Consider the Fourier transform $F(\omega)$ of the function $f(t)$. The magnitude of $F(\omega)$ depends on $\omega$ and thus also depends on the scale of the $t$-axis. For example, when $f_1(t)$ is a box function which is 1 between $[0,1]$ s and $f_2(t)$ is a box function which is 1 between $[0,1]$ ns = $[0,10^{-9}]$ s, then the amplitude of $F_1(\omega)$ is $10^9$ times larger than the amplitude of $F_2(\omega)$. This is because the time scale is reduced by a factor $10^9$ in the second case.
However, no difference would be obtained when you do a numerical Fourier transform.
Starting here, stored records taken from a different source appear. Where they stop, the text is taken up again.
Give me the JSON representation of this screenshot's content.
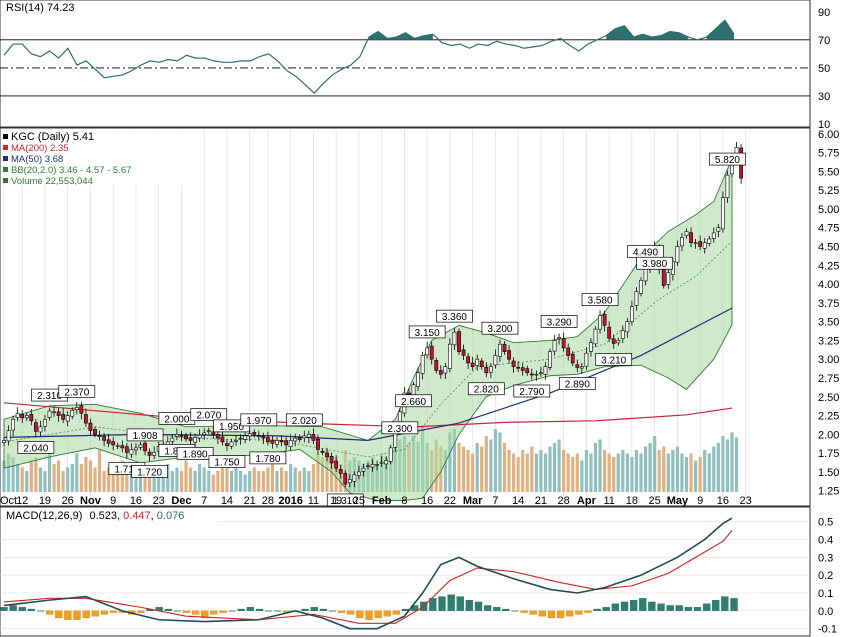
{
  "colors": {
    "up": "#ffffff",
    "down": "#c8102e",
    "candle_edge": "#000000",
    "bb_fill": "#a8d8a0",
    "bb_edge": "#2e7d32",
    "bb_mid": "#4f8a4f",
    "ma200": "#cc2233",
    "ma50": "#1f2d7a",
    "vol_up": "#8fbfbf",
    "vol_down": "#e0b080",
    "rsi_line": "#2e6f6f",
    "rsi_fill": "#2e6f6f",
    "macd": "#1e4f4f",
    "signal": "#d22222",
    "hist": "#2e7f6f",
    "hist_neg": "#f0a020",
    "grid": "#d8d8d8"
  },
  "chart_data": [
    {
      "type": "line",
      "panel": "rsi",
      "title": "RSI(14) 74.23",
      "ylim": [
        10,
        97
      ],
      "y_ticks": [
        90,
        70,
        50,
        30,
        10
      ],
      "levels": [
        70,
        50,
        30
      ],
      "series": [
        {
          "name": "RSI(14)",
          "values": [
            59,
            67,
            67,
            60,
            58,
            62,
            57,
            64,
            52,
            55,
            49,
            43,
            44,
            45,
            48,
            52,
            55,
            54,
            56,
            55,
            59,
            57,
            57,
            55,
            54,
            54,
            55,
            55,
            58,
            60,
            55,
            48,
            44,
            38,
            32,
            39,
            45,
            49,
            52,
            58,
            72,
            76,
            71,
            72,
            75,
            71,
            73,
            74,
            68,
            66,
            67,
            64,
            67,
            66,
            69,
            67,
            66,
            64,
            65,
            66,
            69,
            71,
            66,
            62,
            67,
            70,
            73,
            78,
            80,
            72,
            74,
            72,
            73,
            76,
            75,
            72,
            70,
            72,
            78,
            84,
            74
          ]
        }
      ]
    },
    {
      "type": "candlestick",
      "panel": "price",
      "title": "KGC (Daily) 5.41",
      "ylim": [
        1.1,
        6.05
      ],
      "y_ticks": [
        "6.00",
        "5.75",
        "5.50",
        "5.25",
        "5.00",
        "4.75",
        "4.50",
        "4.25",
        "4.00",
        "3.75",
        "3.50",
        "3.25",
        "3.00",
        "2.75",
        "2.50",
        "2.25",
        "2.00",
        "1.75",
        "1.50",
        "1.25"
      ],
      "x_labels": [
        "Oct",
        "12",
        "19",
        "26",
        "Nov",
        "9",
        "16",
        "23",
        "Dec",
        "7",
        "14",
        "21",
        "28",
        "2016",
        "11",
        "19",
        "25",
        "Feb",
        "8",
        "16",
        "22",
        "Mar",
        "7",
        "14",
        "21",
        "28",
        "Apr",
        "11",
        "18",
        "25",
        "May",
        "9",
        "16",
        "23"
      ],
      "x_label_idx": [
        0,
        4,
        9,
        14,
        19,
        24,
        29,
        34,
        39,
        44,
        49,
        54,
        58,
        63,
        68,
        73,
        78,
        83,
        88,
        93,
        98,
        103,
        108,
        113,
        118,
        123,
        128,
        133,
        138,
        143,
        148,
        153,
        158,
        163
      ],
      "close": [
        1.92,
        2.05,
        2.2,
        2.28,
        2.22,
        2.25,
        2.18,
        2.04,
        2.1,
        2.2,
        2.31,
        2.3,
        2.25,
        2.2,
        2.25,
        2.32,
        2.36,
        2.28,
        2.15,
        2.05,
        2.0,
        1.98,
        1.92,
        1.88,
        1.86,
        1.85,
        1.82,
        1.76,
        1.8,
        1.82,
        1.86,
        1.78,
        1.72,
        1.76,
        1.84,
        1.87,
        1.9,
        1.95,
        2.0,
        1.98,
        1.94,
        1.92,
        1.96,
        1.99,
        2.02,
        2.05,
        2.0,
        1.95,
        1.9,
        1.85,
        1.9,
        1.92,
        1.95,
        1.98,
        2.01,
        2.0,
        1.98,
        1.95,
        1.9,
        1.88,
        1.92,
        1.9,
        1.86,
        1.92,
        1.95,
        1.93,
        1.98,
        2.0,
        1.92,
        1.8,
        1.76,
        1.7,
        1.62,
        1.55,
        1.48,
        1.34,
        1.4,
        1.46,
        1.5,
        1.55,
        1.58,
        1.6,
        1.6,
        1.63,
        1.65,
        1.82,
        2.05,
        2.3,
        2.55,
        2.45,
        2.66,
        2.82,
        3.05,
        3.15,
        3.0,
        2.85,
        2.8,
        2.9,
        3.2,
        3.36,
        3.1,
        3.05,
        2.95,
        2.9,
        3.0,
        2.9,
        2.82,
        2.9,
        3.05,
        3.2,
        3.1,
        3.0,
        2.9,
        2.88,
        2.85,
        2.82,
        2.79,
        2.8,
        2.82,
        2.9,
        3.1,
        3.25,
        3.29,
        3.15,
        3.05,
        2.95,
        2.89,
        2.9,
        3.08,
        3.22,
        3.4,
        3.58,
        3.45,
        3.28,
        3.21,
        3.25,
        3.38,
        3.5,
        3.7,
        3.9,
        4.05,
        4.22,
        4.45,
        4.49,
        4.2,
        3.98,
        4.15,
        4.3,
        4.5,
        4.62,
        4.7,
        4.55,
        4.55,
        4.5,
        4.55,
        4.6,
        4.68,
        4.75,
        5.15,
        5.45,
        5.7,
        5.82,
        5.41
      ],
      "annotations": [
        {
          "label": "2.310",
          "idx": 10,
          "pos": "above"
        },
        {
          "label": "2.040",
          "idx": 7,
          "pos": "below"
        },
        {
          "label": "2.370",
          "idx": 16,
          "pos": "above"
        },
        {
          "label": "1.908",
          "idx": 31,
          "pos": "above"
        },
        {
          "label": "1.710",
          "idx": 27,
          "pos": "below"
        },
        {
          "label": "1.720",
          "idx": 32,
          "pos": "below"
        },
        {
          "label": "2.000",
          "idx": 38,
          "pos": "above"
        },
        {
          "label": "1.870",
          "idx": 38,
          "pos": "below"
        },
        {
          "label": "1.890",
          "idx": 42,
          "pos": "below"
        },
        {
          "label": "2.070",
          "idx": 45,
          "pos": "above"
        },
        {
          "label": "1.950",
          "idx": 50,
          "pos": "above"
        },
        {
          "label": "1.970",
          "idx": 56,
          "pos": "above"
        },
        {
          "label": "1.750",
          "idx": 49,
          "pos": "below"
        },
        {
          "label": "1.780",
          "idx": 58,
          "pos": "below"
        },
        {
          "label": "2.020",
          "idx": 66,
          "pos": "above"
        },
        {
          "label": "1.310",
          "idx": 75,
          "pos": "below"
        },
        {
          "label": "2.300",
          "idx": 87,
          "pos": "below"
        },
        {
          "label": "2.660",
          "idx": 90,
          "pos": "below"
        },
        {
          "label": "3.150",
          "idx": 93,
          "pos": "above"
        },
        {
          "label": "3.360",
          "idx": 99,
          "pos": "above"
        },
        {
          "label": "2.820",
          "idx": 106,
          "pos": "below"
        },
        {
          "label": "3.200",
          "idx": 109,
          "pos": "above"
        },
        {
          "label": "2.790",
          "idx": 116,
          "pos": "below"
        },
        {
          "label": "3.290",
          "idx": 122,
          "pos": "above"
        },
        {
          "label": "2.890",
          "idx": 126,
          "pos": "below"
        },
        {
          "label": "3.580",
          "idx": 131,
          "pos": "above"
        },
        {
          "label": "3.210",
          "idx": 134,
          "pos": "below"
        },
        {
          "label": "4.490",
          "idx": 141,
          "pos": "above"
        },
        {
          "label": "3.980",
          "idx": 143,
          "pos": "below"
        },
        {
          "label": "5.820",
          "idx": 159,
          "pos": "above"
        }
      ],
      "legend": [
        {
          "label": "KGC (Daily) 5.41",
          "color": "#000000"
        },
        {
          "label": "MA(200) 2.35",
          "color": "#cc2233"
        },
        {
          "label": "MA(50) 3.68",
          "color": "#1f2d7a"
        },
        {
          "label": "BB(20,2.0) 3.46 - 4.57 - 5.67",
          "color": "#2e7d32"
        },
        {
          "label": "Volume 22,553,044",
          "color": "#2e7d32"
        }
      ],
      "ma200": [
        [
          0,
          2.42
        ],
        [
          40,
          2.21
        ],
        [
          70,
          2.14
        ],
        [
          90,
          2.1
        ],
        [
          110,
          2.16
        ],
        [
          130,
          2.18
        ],
        [
          150,
          2.26
        ],
        [
          160,
          2.35
        ]
      ],
      "ma50": [
        [
          0,
          1.96
        ],
        [
          30,
          2.0
        ],
        [
          60,
          1.98
        ],
        [
          80,
          1.92
        ],
        [
          100,
          2.15
        ],
        [
          120,
          2.55
        ],
        [
          140,
          3.05
        ],
        [
          160,
          3.68
        ]
      ],
      "bb_upper": [
        [
          0,
          2.2
        ],
        [
          10,
          2.38
        ],
        [
          20,
          2.4
        ],
        [
          30,
          2.28
        ],
        [
          40,
          2.1
        ],
        [
          55,
          2.12
        ],
        [
          70,
          2.1
        ],
        [
          80,
          1.92
        ],
        [
          86,
          2.2
        ],
        [
          90,
          2.75
        ],
        [
          94,
          3.25
        ],
        [
          100,
          3.45
        ],
        [
          106,
          3.35
        ],
        [
          112,
          3.22
        ],
        [
          120,
          3.25
        ],
        [
          126,
          3.3
        ],
        [
          132,
          3.62
        ],
        [
          140,
          4.35
        ],
        [
          146,
          4.7
        ],
        [
          152,
          4.92
        ],
        [
          156,
          5.1
        ],
        [
          160,
          5.67
        ]
      ],
      "bb_lower": [
        [
          0,
          1.55
        ],
        [
          10,
          1.7
        ],
        [
          20,
          1.82
        ],
        [
          30,
          1.62
        ],
        [
          40,
          1.7
        ],
        [
          55,
          1.72
        ],
        [
          65,
          1.8
        ],
        [
          72,
          1.5
        ],
        [
          76,
          1.22
        ],
        [
          82,
          1.12
        ],
        [
          88,
          0.98
        ],
        [
          92,
          1.15
        ],
        [
          96,
          1.5
        ],
        [
          100,
          2.0
        ],
        [
          106,
          2.5
        ],
        [
          112,
          2.65
        ],
        [
          120,
          2.78
        ],
        [
          126,
          2.8
        ],
        [
          132,
          2.9
        ],
        [
          140,
          2.92
        ],
        [
          146,
          2.75
        ],
        [
          150,
          2.6
        ],
        [
          156,
          3.0
        ],
        [
          160,
          3.46
        ]
      ],
      "bb_mid": [
        [
          0,
          1.9
        ],
        [
          20,
          2.1
        ],
        [
          40,
          1.95
        ],
        [
          60,
          1.92
        ],
        [
          80,
          1.7
        ],
        [
          88,
          1.8
        ],
        [
          96,
          2.4
        ],
        [
          104,
          2.9
        ],
        [
          120,
          3.0
        ],
        [
          132,
          3.2
        ],
        [
          144,
          3.8
        ],
        [
          152,
          4.1
        ],
        [
          160,
          4.57
        ]
      ],
      "volume_relative": [
        0.45,
        0.55,
        0.5,
        0.4,
        0.35,
        0.3,
        0.45,
        0.5,
        0.35,
        0.3,
        0.55,
        0.4,
        0.45,
        0.3,
        0.35,
        0.4,
        0.55,
        0.4,
        0.5,
        0.45,
        0.35,
        0.6,
        0.3,
        0.35,
        0.4,
        0.3,
        0.45,
        0.35,
        0.3,
        0.4,
        0.35,
        0.3,
        0.35,
        0.3,
        0.3,
        0.35,
        0.4,
        0.3,
        0.35,
        0.3,
        0.45,
        0.35,
        0.3,
        0.4,
        0.35,
        0.3,
        0.25,
        0.3,
        0.4,
        0.35,
        0.3,
        0.35,
        0.3,
        0.25,
        0.3,
        0.35,
        0.3,
        0.3,
        0.35,
        0.4,
        0.3,
        0.35,
        0.3,
        0.4,
        0.35,
        0.3,
        0.35,
        0.3,
        0.4,
        0.55,
        0.5,
        0.6,
        0.45,
        0.5,
        0.4,
        0.6,
        0.45,
        0.5,
        0.45,
        0.4,
        0.45,
        0.5,
        0.4,
        0.55,
        0.5,
        0.6,
        0.65,
        0.75,
        0.8,
        0.7,
        0.8,
        0.72,
        0.95,
        0.7,
        0.6,
        0.75,
        0.65,
        0.6,
        0.85,
        0.9,
        0.7,
        0.65,
        0.6,
        0.55,
        0.7,
        0.65,
        0.8,
        0.75,
        0.9,
        0.85,
        0.7,
        0.6,
        0.55,
        0.5,
        0.6,
        0.55,
        0.65,
        0.55,
        0.6,
        0.55,
        0.65,
        0.7,
        0.75,
        0.6,
        0.55,
        0.5,
        0.55,
        0.45,
        0.6,
        0.55,
        0.7,
        0.75,
        0.6,
        0.55,
        0.5,
        0.55,
        0.6,
        0.55,
        0.5,
        0.6,
        0.55,
        0.65,
        0.7,
        0.8,
        0.6,
        0.65,
        0.55,
        0.6,
        0.65,
        0.55,
        0.5,
        0.55,
        0.45,
        0.5,
        0.6,
        0.55,
        0.65,
        0.7,
        0.8,
        0.75,
        0.85,
        0.78
      ]
    },
    {
      "type": "line",
      "panel": "macd",
      "title": "MACD(12,26,9) 0.523, 0.447, 0.076",
      "title_parts": {
        "name": "MACD(12,26,9)",
        "macd": "0.523",
        "signal": "0.447",
        "hist": "0.076"
      },
      "ylim": [
        -0.13,
        0.56
      ],
      "y_ticks": [
        "0.5",
        "0.4",
        "0.3",
        "0.2",
        "0.1",
        "0.0",
        "-0.1"
      ],
      "macd": [
        [
          0,
          0.03
        ],
        [
          10,
          0.06
        ],
        [
          18,
          0.08
        ],
        [
          26,
          0.0
        ],
        [
          34,
          -0.05
        ],
        [
          44,
          -0.06
        ],
        [
          56,
          -0.05
        ],
        [
          64,
          0.0
        ],
        [
          70,
          -0.04
        ],
        [
          76,
          -0.1
        ],
        [
          82,
          -0.1
        ],
        [
          88,
          -0.03
        ],
        [
          92,
          0.1
        ],
        [
          96,
          0.26
        ],
        [
          100,
          0.3
        ],
        [
          104,
          0.25
        ],
        [
          112,
          0.18
        ],
        [
          120,
          0.12
        ],
        [
          126,
          0.1
        ],
        [
          132,
          0.13
        ],
        [
          140,
          0.2
        ],
        [
          148,
          0.3
        ],
        [
          154,
          0.4
        ],
        [
          158,
          0.49
        ],
        [
          160,
          0.52
        ]
      ],
      "signal": [
        [
          0,
          0.05
        ],
        [
          10,
          0.07
        ],
        [
          18,
          0.07
        ],
        [
          30,
          0.02
        ],
        [
          40,
          -0.03
        ],
        [
          56,
          -0.05
        ],
        [
          68,
          -0.02
        ],
        [
          78,
          -0.07
        ],
        [
          86,
          -0.07
        ],
        [
          92,
          0.02
        ],
        [
          98,
          0.17
        ],
        [
          104,
          0.24
        ],
        [
          112,
          0.22
        ],
        [
          122,
          0.16
        ],
        [
          130,
          0.12
        ],
        [
          138,
          0.14
        ],
        [
          146,
          0.21
        ],
        [
          152,
          0.3
        ],
        [
          158,
          0.39
        ],
        [
          160,
          0.45
        ]
      ],
      "hist_relative": [
        0.02,
        0.03,
        0.02,
        0.01,
        0.0,
        -0.02,
        -0.04,
        -0.05,
        -0.05,
        -0.04,
        -0.03,
        -0.02,
        -0.01,
        -0.01,
        -0.02,
        -0.01,
        0.01,
        0.02,
        0.01,
        0.0,
        -0.01,
        -0.02,
        -0.04,
        -0.02,
        -0.01,
        0.0,
        0.01,
        0.02,
        0.01,
        0.0,
        0.0,
        -0.01,
        0.0,
        0.01,
        0.02,
        0.01,
        0.0,
        -0.01,
        -0.02,
        -0.04,
        -0.05,
        -0.04,
        -0.03,
        -0.02,
        0.01,
        0.03,
        0.05,
        0.07,
        0.08,
        0.09,
        0.08,
        0.06,
        0.05,
        0.03,
        0.02,
        0.01,
        0.0,
        -0.01,
        -0.02,
        -0.03,
        -0.04,
        -0.04,
        -0.03,
        -0.02,
        -0.01,
        0.01,
        0.02,
        0.04,
        0.05,
        0.06,
        0.07,
        0.05,
        0.04,
        0.03,
        0.03,
        0.02,
        0.02,
        0.04,
        0.06,
        0.08,
        0.07
      ]
    }
  ]
}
If you have 100 points of the function $f_1(t)$ equally spaced between $[0,10]$ and also 100 points of the function $f_2(t)$ equally spaced between $[0,10\times10^{-9}]$, then numerically the amplitude of the Fourier transform of both functions is the same (which is not correct). Numerically, you only consider the Fourier transform of the "y-values" $f(t_i)$, so the information about the time scale is lost...
You can solve this problem by multiplying the result with $10^{-9}$ in the second case because the Fourier transform of the rectangular function is proportional with $1/\omega$. However, in general, this proportionality is not present... How to solve this problem for a general function $F(\omega)$? For example, when the Fourier transform is proportional to $e^\omega$ or proportional to $1/\omega^2$ or ...? Is there a numerical approach to take the scale of the time axis into account?